24 de mar de 2006

HISTÓRIA DO CINECLUBE ZUMBIS


O dia 20 de novembro de 2004 é um marco do Cineclube Zumbis. Nesse dia um grupo de militantes da luta de negros e negras organizou o “Dia da Consciência Negra” na UNEMAT em Sinop, cidade que se situa a 500 km ao norte da Capital, Cuiabá. O evento que se esperava algumas poucas dezenas de participantes contou com cerca de 250 pessoas com a cobertura de quatro canais de televisão. Este fato impulsionou os militantes a prosseguir a luta. Dentre outras iniciativas, surgiu a idéia de exibir um filme sobre a temática em questão. No dia 22 de dezembro exibimos o filme “Hurricane”, baseado em uma história verídica de perseguição racista nos Estados Unidos. Novamente uma surpresa: com pouca divulgação, mais de 50 pessoas compareceram. Ânimo renovado, decidimos continuar com filmes todas as quartas-feiras, passando aos domingos com a volta às aulas.

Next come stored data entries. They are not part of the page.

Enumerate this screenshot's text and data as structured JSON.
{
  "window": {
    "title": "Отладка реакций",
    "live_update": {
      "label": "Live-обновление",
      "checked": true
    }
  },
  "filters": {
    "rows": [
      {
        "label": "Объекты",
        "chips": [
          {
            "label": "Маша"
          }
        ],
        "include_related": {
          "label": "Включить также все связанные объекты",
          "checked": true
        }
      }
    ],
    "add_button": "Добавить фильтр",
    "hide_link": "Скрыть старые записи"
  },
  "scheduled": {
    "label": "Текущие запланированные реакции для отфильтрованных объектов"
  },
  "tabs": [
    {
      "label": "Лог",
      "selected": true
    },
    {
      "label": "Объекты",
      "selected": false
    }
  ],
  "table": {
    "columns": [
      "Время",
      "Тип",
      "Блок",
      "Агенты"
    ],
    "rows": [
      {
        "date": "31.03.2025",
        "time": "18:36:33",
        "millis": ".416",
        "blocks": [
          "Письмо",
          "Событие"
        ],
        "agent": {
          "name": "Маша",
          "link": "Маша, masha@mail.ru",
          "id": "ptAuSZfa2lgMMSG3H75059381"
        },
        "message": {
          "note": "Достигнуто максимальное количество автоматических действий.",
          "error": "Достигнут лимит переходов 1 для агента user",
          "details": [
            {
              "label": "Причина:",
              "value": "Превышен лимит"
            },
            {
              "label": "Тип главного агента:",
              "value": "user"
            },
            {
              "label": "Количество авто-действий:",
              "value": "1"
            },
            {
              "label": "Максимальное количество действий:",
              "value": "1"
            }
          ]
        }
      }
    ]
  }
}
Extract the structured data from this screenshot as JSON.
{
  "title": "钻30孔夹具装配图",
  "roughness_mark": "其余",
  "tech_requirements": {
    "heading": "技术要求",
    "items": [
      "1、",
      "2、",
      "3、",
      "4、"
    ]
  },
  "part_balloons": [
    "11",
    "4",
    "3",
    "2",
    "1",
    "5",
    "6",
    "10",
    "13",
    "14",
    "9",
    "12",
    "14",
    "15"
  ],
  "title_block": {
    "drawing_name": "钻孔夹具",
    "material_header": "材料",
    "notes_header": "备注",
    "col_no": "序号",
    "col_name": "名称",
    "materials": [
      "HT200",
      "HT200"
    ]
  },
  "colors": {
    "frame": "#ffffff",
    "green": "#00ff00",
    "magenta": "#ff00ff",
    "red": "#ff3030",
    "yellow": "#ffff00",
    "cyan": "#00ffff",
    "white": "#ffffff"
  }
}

Inicialmente exibíamos os filmes em uma sala de reuniões na UNEMAT. O espaço de cinema foi se ampliando, um grupo foi se constituindo em torno da proposta. Em algum momento decidimos então nos apresentar como grupo. Firmamos um acordo com a Coordenação do Campus da UNEMAT de Sinop para exibição com caráter essencialmente educativo, sem fins lucrativos, todos os domingos, o que vem funcionando regularmente desde o princípio de 2005. Resolvemos então escolher um nome. O primeiro que surgiu foi “Cineclube Zumbi”, alusivo ao Dia da Consciência Negra quando o concebemos. Uma pessoa do grupo sugeriu que chamássemos de “Zumbis”, posto que “Todos Somos Zumbis”, ou seja, resistentes lutadores. A idéia foi aceita de pronto e, desde então, temos atuado como “Cineclube Zumbis”.
Conhecemos propostas diversificadas de Cineclubes. Vários cineclubes privilegiam a exibição de filmes de circuitos alternativos, posto que os demais já tem espaço garantido quando de cunho comercial. Somos inteiramente favoráveis a essa linha política. No entanto, o Cine Zumbis foca fundamentalmente o público. Entendemos que os trabalhadores de baixa renda precisam ter acesso ao conjunto total do acervo cinematográfico, para formar massa crítica, o que os cinéfilos mais de vanguarda tiveram a oportunidade de fazer. Por isso mesclamos todo tipo de filme, desde a filmografia mais de vanguarda, como filmes do circuito comercial, alguns hollywoodianos, inclusive. Entre um filme e outro “mais normal” ao grande público, intervimos com outros do circuito mais alternativo, como “Terra e Liberdade”, “Kiriku e a Feiticeira” e outros que ainda estão “Na Mira”
Privilegiamos filmes com temáticas sociais, questões como “a luta da mulher”, “de negros e negras”, “portadores de necessidades especiais”, “da classe trabalhadora em geral”. Procuramos manter contato com agrupamentos organizados que são mobilizados quando agendada uma temática inerente a sua luta: “Kiriku e a Feiticeira” foi sugerido pela Coordenação do Curso de Educação Anti-Racista; no dia 20 de março, dia mundial de luta contra a invasão do Iraque pelas tropas imperialistas, o MST marchou 12 km para assistir o filme “Fahrenheit”, do Michael Moore. Aproveitamos também o espaço de mídia para cobrir datas especiais, escolhendo filmes alusivos a tais datas: Dia das Mães, exibimos “Olga”. Recentemente voltamos a participar da Semana da Consciência Negra, exibindo filmes como “Uma Onda no Ar” e “Malcolm X”, em parceria com o AFRO-MIR (Movimento Pró-Igualdade Racial), o CINEMAT (Projeto de Cinema do Departamento de Letras da UNEMAT) e o MST de Sinop e da cidade de Cláudia, MT. Temos trabalhado de modo solidário com o CINEMAT em várias ocasiões, dentre estas, uma parceria com o Cinema BR em Movimento com os filmes “Fé” e “Cristina Quer Casar”, este último apresentado no “Acampamento Canudos” do MST em Cláudia, MT.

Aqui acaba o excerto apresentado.